In today’s cybersecurity news…
Anna Jaques Hospital confirms details of Christmas Day ransomware breach
Following up on a story we covered in January, the not-for-profit community hospital located in Massachusetts has confirmed on its website that the ransomware attack on its systems that occurred on December 25, 2023, has exposed sensitive health data for over 310,000 patients. A ransomware group named Money Message started releasing patient data in January, after not getting satisfaction from hospital officials. The complexity of the theft meant it has taken until November of this year to complete the forensic investigation. The result is an impact to over 316,000 patients, with PII such as health insurance, Social Security numbers, driver’s license number and financial information being leaked. The hospital’s announcement adds that it has “no indication that there has been any fraud as a result of this incident.”
Microsoft expands Recall preview to Intel and AMD Copilot+ PCs
After two delays that occurred over the summer, Microsoft has now expanded its preview of its new AI-powered Recall feature to AMD and Intel-powered Copilot+ PCs enrolled in the Windows 11 Insider program. This builds upon the first rollout to Snapdragon Copilot+ PCs last month. Recall is “a Windows feature that captures screenshots of active windows every few seconds, analyzes them, and allows Windows 11 users for specific snapshots using natural language.” It itself was recalled promptly to address numerous security concerns, and Microsoft made it an opt-in and removable feature that requires users to confirm their presence using Windows Hello.
Blue Yonder announces restoration progress after November 21 attack
The supply chain software giant, owned by Panasonic, says that several of its customers’ systems are back up and running. This is as the Termite gang, which is allegedly behind the incident, announced it had 680 GB of data including emails, insurance documents, company data and more to play with. Blue Yonder, whose clients include Starbucks, “provides systems for fulfillment, delivery and returns for more than 3,000 major companies across 76 countries.” Ransomware researchers have tied the code used by the Termite gang to the Babuk ransomware family.
Atrium Health announces data breach
This breach is a little different from those we regularly hear about.
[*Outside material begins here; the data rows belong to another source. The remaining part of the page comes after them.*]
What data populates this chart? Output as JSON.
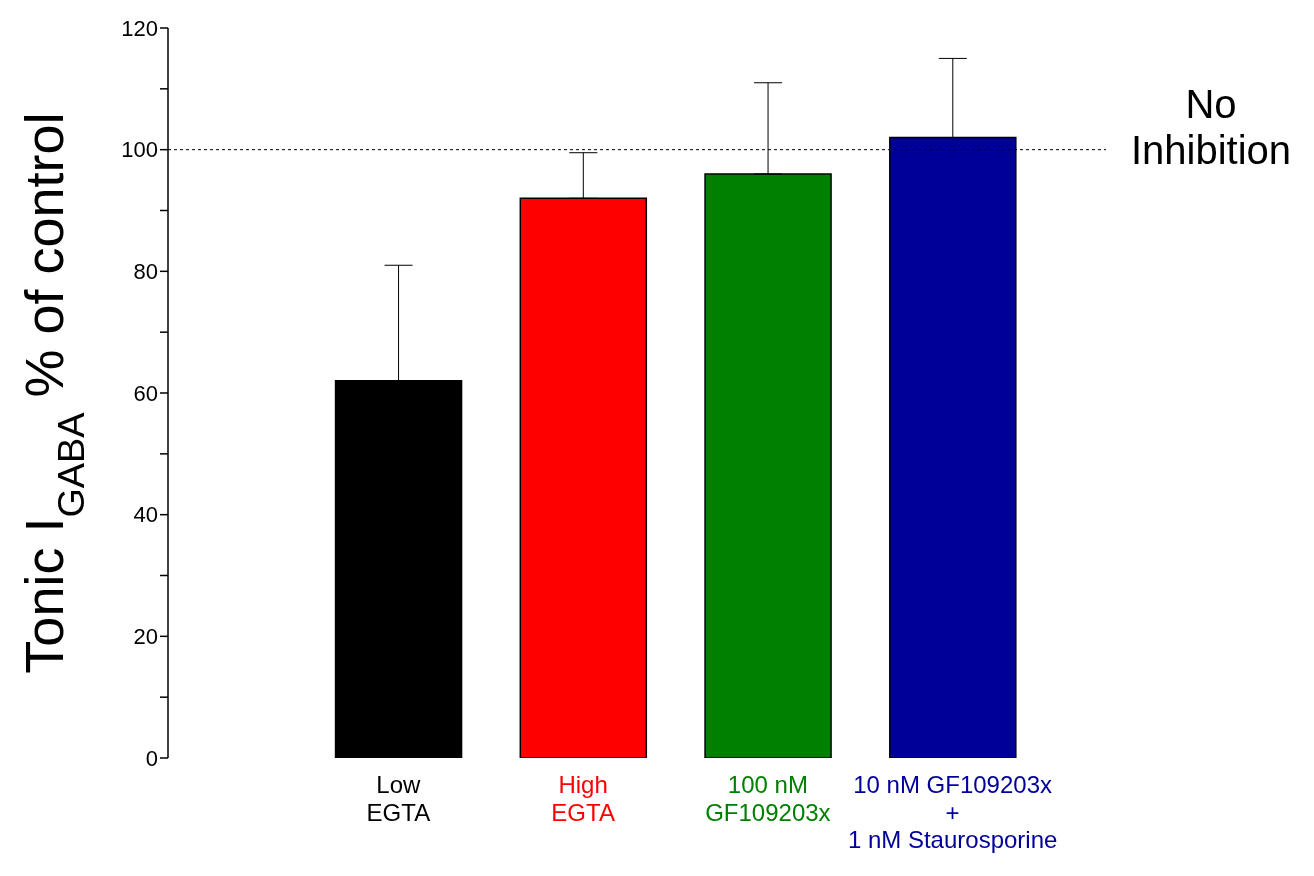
{
  "chart_data": {
    "type": "bar",
    "ylabel": "Tonic I$_{GABA}$ % of control",
    "categories": [
      "Low\nEGTA",
      "High\nEGTA",
      "100 nM\nGF109203x",
      "10 nM GF109203x\n+\n1 nM Staurosporine"
    ],
    "values": [
      62,
      92,
      96,
      102
    ],
    "colors": [
      "#000000",
      "#ff0000",
      "#008000",
      "#000099"
    ],
    "errors": [
      [
        62,
        81
      ],
      [
        92,
        99.5
      ],
      [
        96,
        111
      ],
      [
        102,
        115
      ]
    ],
    "ylim": [
      0,
      120
    ],
    "yticks": [
      0,
      {
        "value": 10,
        "label": null
      },
      20,
      {
        "value": 30,
        "label": null
      },
      40,
      {
        "value": 50,
        "label": null
      },
      60,
      {
        "value": 70,
        "label": null
      },
      80,
      {
        "value": 90,
        "label": null
      },
      100,
      {
        "value": 110,
        "label": null
      },
      120
    ],
    "ref_lines": [
      {
        "axis": "y",
        "value": 100,
        "label": "No\nInhibition",
        "color": "#000000",
        "line_style": "dotted"
      }
    ]
  }
}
In a notification to the U.S. Department of Health and Human Services, Atrium Health, which provides healthcare services at more than 1,400 care locations and 40 hospitals across several states, announced that the issue involves online tracking technologies that were present on an Atrium Health patient portal between 2015 and 2019. These were “commonly used internet technologies intended to help operate certain features of its Patient Portal and enhance the online experience for users.” The breach itself, which is said to have affected about 585,000 people, “may have transmitted certain personal information to third-party vendors, such as Google and Facebook.” The company continued, “it’s difficult to precisely determine what data was transmitted to third parties, but it’s assuming that all users of the MyAtriumHealth or MyCarolinas patient portal between January 2015 and July 2019 are affected.”
Thanks to today’s episode sponsor, ThreatLocker
ThreatLocker helps you take a proactive, default-deny approach to cybersecurity and provides a full audit of every action, allowed or blocked, for risk management and compliance. Onboarding and operation are fully supported by their US-based support team.
To learn more about how ThreatLocker can help keep your organization running efficiently and protected from ransomware, visit ThreatLocker.com.
The intrigue behind Salt Typhoon telco penetration continues
In an interview with The Register, T-Mobile CSO Jeff Simon stated that the massive cyber-espionage campaign, during which China-affiliated hackers broke into numerous U.S. telecom companies’ networks, used a novel technique, “not something that I’ve seen in my 15-plus-year career in cyber security. It’s not something that is well published or read about. There’s no CVE for it.” Specifically, Simon was referring to the way the cyber-spies “hopped between organizations’ networks and tried, ultimately unsuccessfully, to break into T-Mobile.” Added to the intrigue is a statement from Jeff Greene, CISA’s executive assistant director for cyber security, who said, “we cannot say with certainty that the adversary has been evicted, because we still don’t know the scope of what they’re doing.”
TikTok loses appeal, is set to be banned in the U.S.
As reported by the BBC, “TikTok’s bid to overturn a law which would see it banned or sold in the U.S. from early 2025 has been rejected.” The company had pinned its hopes on describing to a federal appeals court how the ban would be unconstitutional, representing “a staggering impact on the free speech of its 170 million U.S. users.” The court, however upheld the law, which it said, “was the culmination of extensive, bipartisan action by the Congress and by successive presidents.” TikTok says it will now take its fight to the U.S. Supreme Court.
(BBC News)
Romania annuls presidential election, cites Russian influence
The first round of the country’s presidential election has been annulled by its constitutional court “following the declassification of intelligence showing Russian interference influenced the result.” This move is unprecedented in Romania and will require that the electoral process for the election of the President of Romania be repeated in its entirety. Intelligence documents declassified and released on Wednesday by the outgoing president assess that the victory, attained by far-right candidate Călin Georgescu in the first round was “down to a widespread state-sponsored interference on his behalf, including a sophisticated guerilla campaign on social media, particularly TikTok.”